Hidup di pedesaan jauh lebih melegakan dan mengundang kebahagiaan. Saya diajarkan untuk lebih banyak bersyukur. Sungguh, kami tertular oleh rona-rona kebahagiaan bagi yang tumbuh di pedesaan. Lebih banyak memandang gunung dan langit, juga membuat kita sadar: manusia tak berarti apa-apa dengan segala keagungan Tuhan.
Sebenar-benarnya hidup, juga dirasai masyarakat desa. Mereka orang-orang yang bahagia dengan cara sederhana. Anak-anak belum mengenal bagaimana gemerlap dunia maya. Perhatian mereka masih sebatas membantu orang tua ke kebun atau mengambil bagian atas cita-cita mereka yang telanjur mainstream.

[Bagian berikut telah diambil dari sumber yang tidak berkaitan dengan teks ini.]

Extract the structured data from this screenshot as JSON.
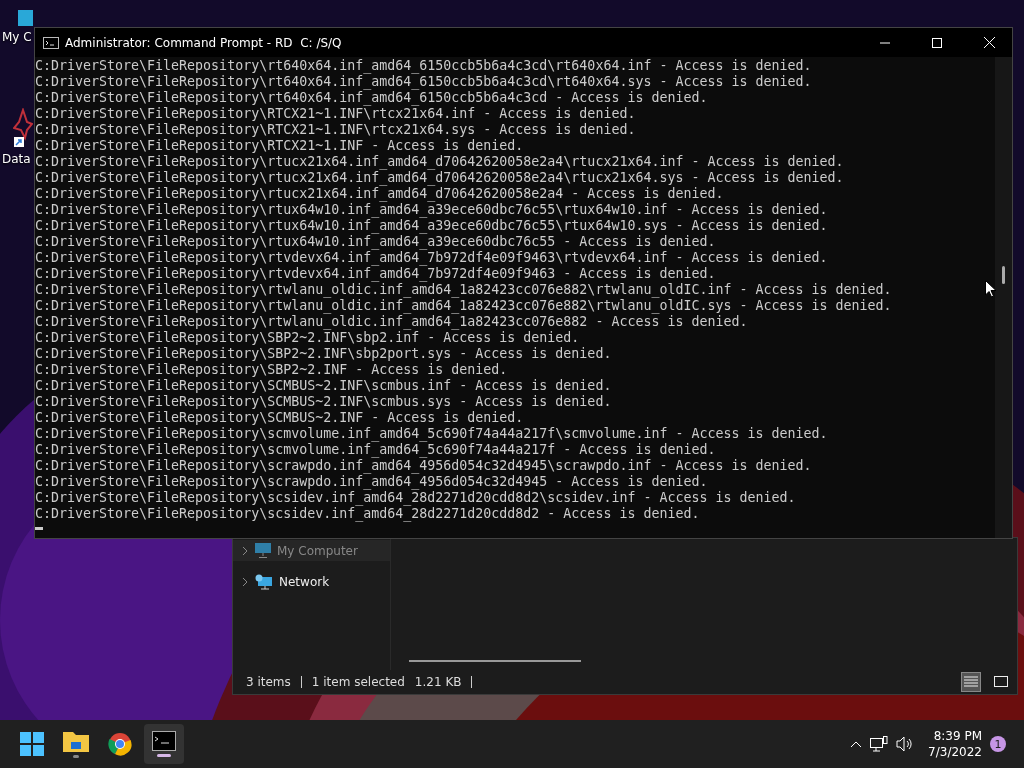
{
  "desktop_icons": [
    {
      "kind": "computer",
      "label": "My C"
    },
    {
      "kind": "app",
      "label": "Data"
    }
  ],
  "explorer": {
    "sidebar_items": [
      {
        "kind": "computer",
        "label": "My Computer"
      },
      {
        "kind": "network",
        "label": "Network"
      }
    ],
    "status_bar": {
      "items": "3 items",
      "selection": "1 item selected",
      "size": "1.21 KB"
    },
    "views": [
      {
        "kind": "details",
        "selected": true
      },
      {
        "kind": "tiles",
        "selected": false
      }
    ]
  },
  "console": {
    "title": "Administrator: Command Prompt - RD  C: /S/Q",
    "lines": [
      "C:DriverStore\\FileRepository\\rt640x64.inf_amd64_6150ccb5b6a4c3cd\\rt640x64.inf - Access is denied.",
      "C:DriverStore\\FileRepository\\rt640x64.inf_amd64_6150ccb5b6a4c3cd\\rt640x64.sys - Access is denied.",
      "C:DriverStore\\FileRepository\\rt640x64.inf_amd64_6150ccb5b6a4c3cd - Access is denied.",
      "C:DriverStore\\FileRepository\\RTCX21~1.INF\\rtcx21x64.inf - Access is denied.",
      "C:DriverStore\\FileRepository\\RTCX21~1.INF\\rtcx21x64.sys - Access is denied.",
      "C:DriverStore\\FileRepository\\RTCX21~1.INF - Access is denied.",
      "C:DriverStore\\FileRepository\\rtucx21x64.inf_amd64_d70642620058e2a4\\rtucx21x64.inf - Access is denied.",
      "C:DriverStore\\FileRepository\\rtucx21x64.inf_amd64_d70642620058e2a4\\rtucx21x64.sys - Access is denied.",
      "C:DriverStore\\FileRepository\\rtucx21x64.inf_amd64_d70642620058e2a4 - Access is denied.",
      "C:DriverStore\\FileRepository\\rtux64w10.inf_amd64_a39ece60dbc76c55\\rtux64w10.inf - Access is denied.",
      "C:DriverStore\\FileRepository\\rtux64w10.inf_amd64_a39ece60dbc76c55\\rtux64w10.sys - Access is denied.",
      "C:DriverStore\\FileRepository\\rtux64w10.inf_amd64_a39ece60dbc76c55 - Access is denied.",
      "C:DriverStore\\FileRepository\\rtvdevx64.inf_amd64_7b972df4e09f9463\\rtvdevx64.inf - Access is denied.",
      "C:DriverStore\\FileRepository\\rtvdevx64.inf_amd64_7b972df4e09f9463 - Access is denied.",
      "C:DriverStore\\FileRepository\\rtwlanu_oldic.inf_amd64_1a82423cc076e882\\rtwlanu_oldIC.inf - Access is denied.",
      "C:DriverStore\\FileRepository\\rtwlanu_oldic.inf_amd64_1a82423cc076e882\\rtwlanu_oldIC.sys - Access is denied.",
      "C:DriverStore\\FileRepository\\rtwlanu_oldic.inf_amd64_1a82423cc076e882 - Access is denied.",
      "C:DriverStore\\FileRepository\\SBP2~2.INF\\sbp2.inf - Access is denied.",
      "C:DriverStore\\FileRepository\\SBP2~2.INF\\sbp2port.sys - Access is denied.",
      "C:DriverStore\\FileRepository\\SBP2~2.INF - Access is denied.",
      "C:DriverStore\\FileRepository\\SCMBUS~2.INF\\scmbus.inf - Access is denied.",
      "C:DriverStore\\FileRepository\\SCMBUS~2.INF\\scmbus.sys - Access is denied.",
      "C:DriverStore\\FileRepository\\SCMBUS~2.INF - Access is denied.",
      "C:DriverStore\\FileRepository\\scmvolume.inf_amd64_5c690f74a44a217f\\scmvolume.inf - Access is denied.",
      "C:DriverStore\\FileRepository\\scmvolume.inf_amd64_5c690f74a44a217f - Access is denied.",
      "C:DriverStore\\FileRepository\\scrawpdo.inf_amd64_4956d054c32d4945\\scrawpdo.inf - Access is denied.",
      "C:DriverStore\\FileRepository\\scrawpdo.inf_amd64_4956d054c32d4945 - Access is denied.",
      "C:DriverStore\\FileRepository\\scsidev.inf_amd64_28d2271d20cdd8d2\\scsidev.inf - Access is denied.",
      "C:DriverStore\\FileRepository\\scsidev.inf_amd64_28d2271d20cdd8d2 - Access is denied."
    ]
  },
  "taskbar": {
    "apps": [
      {
        "kind": "start",
        "selected": false
      },
      {
        "kind": "explorer",
        "selected": false
      },
      {
        "kind": "chrome",
        "selected": false
      },
      {
        "kind": "terminal",
        "selected": true
      }
    ],
    "time": "8:39 PM",
    "date": "7/3/2022",
    "notifications": "1"
  }
}
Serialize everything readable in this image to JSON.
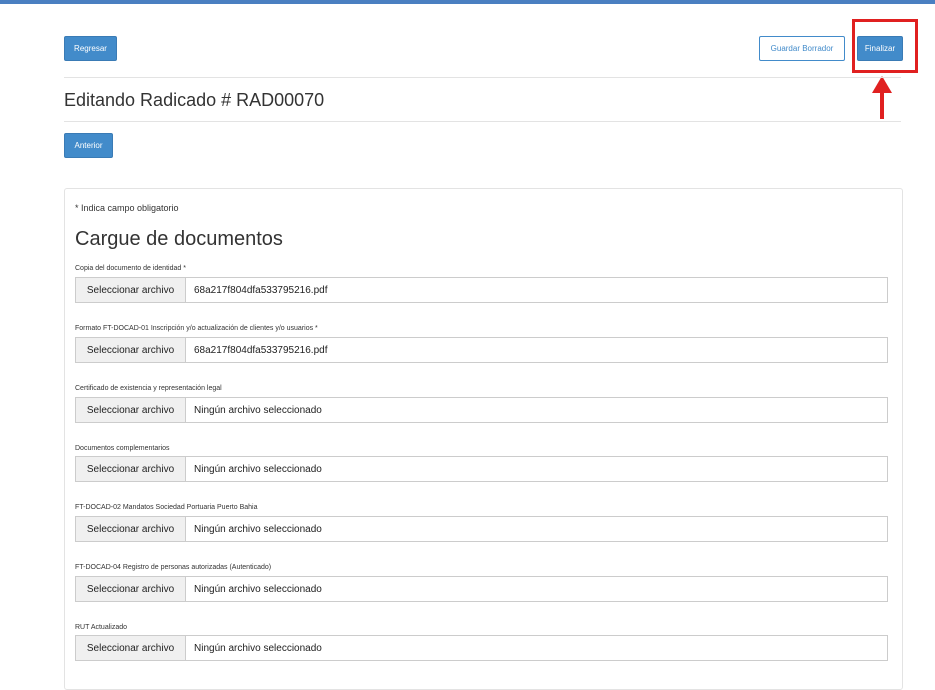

"Tahu namanya facebook?" saya iseng bertanya pada seorang anak, Gunawan, yang mengantarkan ke atas puncak Tirowali. Dia hanya menggeleng. Bagaimana caranya tahu sosmed, kalau sinyal telepon saja masih payah.
"Saya mau jadi polisi," ujar Gunawan.
"Kenapa mesti polisi? Ndak mau yang lainnya, seperti pengusaha, fotografer, atau wartawan seperti saya? Banyak uangnya juga kok," tawar saya. Meskipun saya sadar, telah menyisipkan separuh kebohongan.
Ia hanya menggeleng lemah diantara langkah kami menuruni puncak Tirowali. Ia yang berada di belakang saya masih kelihatan berpikir.
"Atau itumo yang bawa-bawa pesawat terbang.....," jawabnya lagi, ragu-ragu.
"...Pilot, barangkali?" sambung saya, membenarkan.
"Iya,"
"Kalau begitu, belajar yang rajin. Jadilah apa yang kamu mau," ujar saya, dalam hati.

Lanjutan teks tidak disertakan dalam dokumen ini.